Found a solution to address the lack of WHERE x = NULL

SELECT * FROM users;

Then you can plug your PK into.

UPDATE users SET address='' WHERE user_id IN (9affeac3-5d92-111d-779c-55eb6d78a806, ...) IF address=null;

Then you can do your SELECT to do your repair.

SELECT * FROM users WHERE address='';

_______________________

Another footgun: No default values for columns in CREATE TABLE. Very annoying.

Another footgun: Only "=" and "IN (...)" is supported in WHERE for partition keys. https://docs.scylladb.com/stable/cql/dml.html#the-where-clau...

This means, you cannot do UPDATE WHERE user_id > 0 ....

I'm starting to really appreciate the effort CockroachDB went to, to make their version of "CQL" postgres compatible, even though architecturally they are both key-value store databases under the hood... it's just a shame CockroachDB just has far lower performance because of enforced consistency and no way to turn it off.

To be fair, ScyllaDB is removing footguns with every new version, just not fast enough for my taste.

geenat · on April 23, 2023

Can confirm the inability to select null values. Have not yet found a reasonable pattern / workaround.. The reasoning seems to be that null values are not stored-- it's displayed as null in csql, but in reality, that data just does not exist.

For the record, CockroachDB does not store null either, but it allows querying null.

A workaround may be stepping through the full table manually using the PK (which can never be null) checking for null "in app" and cleaning them that way.
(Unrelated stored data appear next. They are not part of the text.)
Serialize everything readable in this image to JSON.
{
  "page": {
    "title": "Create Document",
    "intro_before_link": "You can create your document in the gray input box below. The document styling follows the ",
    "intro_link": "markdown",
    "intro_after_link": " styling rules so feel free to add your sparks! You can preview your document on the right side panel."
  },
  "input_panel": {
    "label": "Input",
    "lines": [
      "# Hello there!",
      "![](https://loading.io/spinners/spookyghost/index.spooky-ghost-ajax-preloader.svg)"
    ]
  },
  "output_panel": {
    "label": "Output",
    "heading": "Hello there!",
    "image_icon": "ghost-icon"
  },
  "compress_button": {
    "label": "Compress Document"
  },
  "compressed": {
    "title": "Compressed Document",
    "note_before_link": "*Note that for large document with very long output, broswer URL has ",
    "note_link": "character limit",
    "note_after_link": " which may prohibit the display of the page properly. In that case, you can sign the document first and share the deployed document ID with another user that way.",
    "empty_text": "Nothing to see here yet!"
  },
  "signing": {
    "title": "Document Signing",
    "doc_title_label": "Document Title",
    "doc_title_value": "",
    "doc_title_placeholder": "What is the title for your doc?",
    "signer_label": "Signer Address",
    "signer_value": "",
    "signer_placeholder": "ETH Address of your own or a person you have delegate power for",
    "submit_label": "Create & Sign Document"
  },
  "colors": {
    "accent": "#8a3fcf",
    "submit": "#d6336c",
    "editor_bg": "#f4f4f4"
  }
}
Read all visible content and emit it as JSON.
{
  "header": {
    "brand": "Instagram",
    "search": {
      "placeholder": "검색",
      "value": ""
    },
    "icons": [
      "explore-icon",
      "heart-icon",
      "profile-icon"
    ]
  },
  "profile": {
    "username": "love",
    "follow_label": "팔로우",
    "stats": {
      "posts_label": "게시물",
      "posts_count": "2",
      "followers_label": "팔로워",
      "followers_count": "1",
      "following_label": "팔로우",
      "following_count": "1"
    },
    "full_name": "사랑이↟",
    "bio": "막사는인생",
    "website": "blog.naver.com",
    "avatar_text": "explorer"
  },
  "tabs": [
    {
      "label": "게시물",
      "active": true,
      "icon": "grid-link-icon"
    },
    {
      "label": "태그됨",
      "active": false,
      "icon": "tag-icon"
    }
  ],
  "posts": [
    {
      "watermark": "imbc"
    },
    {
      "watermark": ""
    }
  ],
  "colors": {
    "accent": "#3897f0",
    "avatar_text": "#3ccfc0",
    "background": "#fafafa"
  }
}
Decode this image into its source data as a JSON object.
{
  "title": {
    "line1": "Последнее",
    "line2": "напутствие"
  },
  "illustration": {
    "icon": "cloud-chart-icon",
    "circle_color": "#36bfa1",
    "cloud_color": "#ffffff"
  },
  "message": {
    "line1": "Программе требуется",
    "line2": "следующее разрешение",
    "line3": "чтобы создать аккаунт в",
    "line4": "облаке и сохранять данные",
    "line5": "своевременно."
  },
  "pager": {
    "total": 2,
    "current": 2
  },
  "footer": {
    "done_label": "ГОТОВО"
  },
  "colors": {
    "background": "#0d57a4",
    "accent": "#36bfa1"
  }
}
Noticed INSERTS are treated as UPSERT unless you use IF NOT EXISTS... ScyllaDB doesn't give a f__k if it's overwriting an existing row, lol. I can live with the UPSERT footgun, though. Agreed the null footgun is far more annoying.

heipei · on April 22, 2023

We're running ScyllaDB on Docker via Nomad and it's been an absolute breeze. One simple container with a handful of open ports. I don't get what's complicated about ScyllaDB deployment.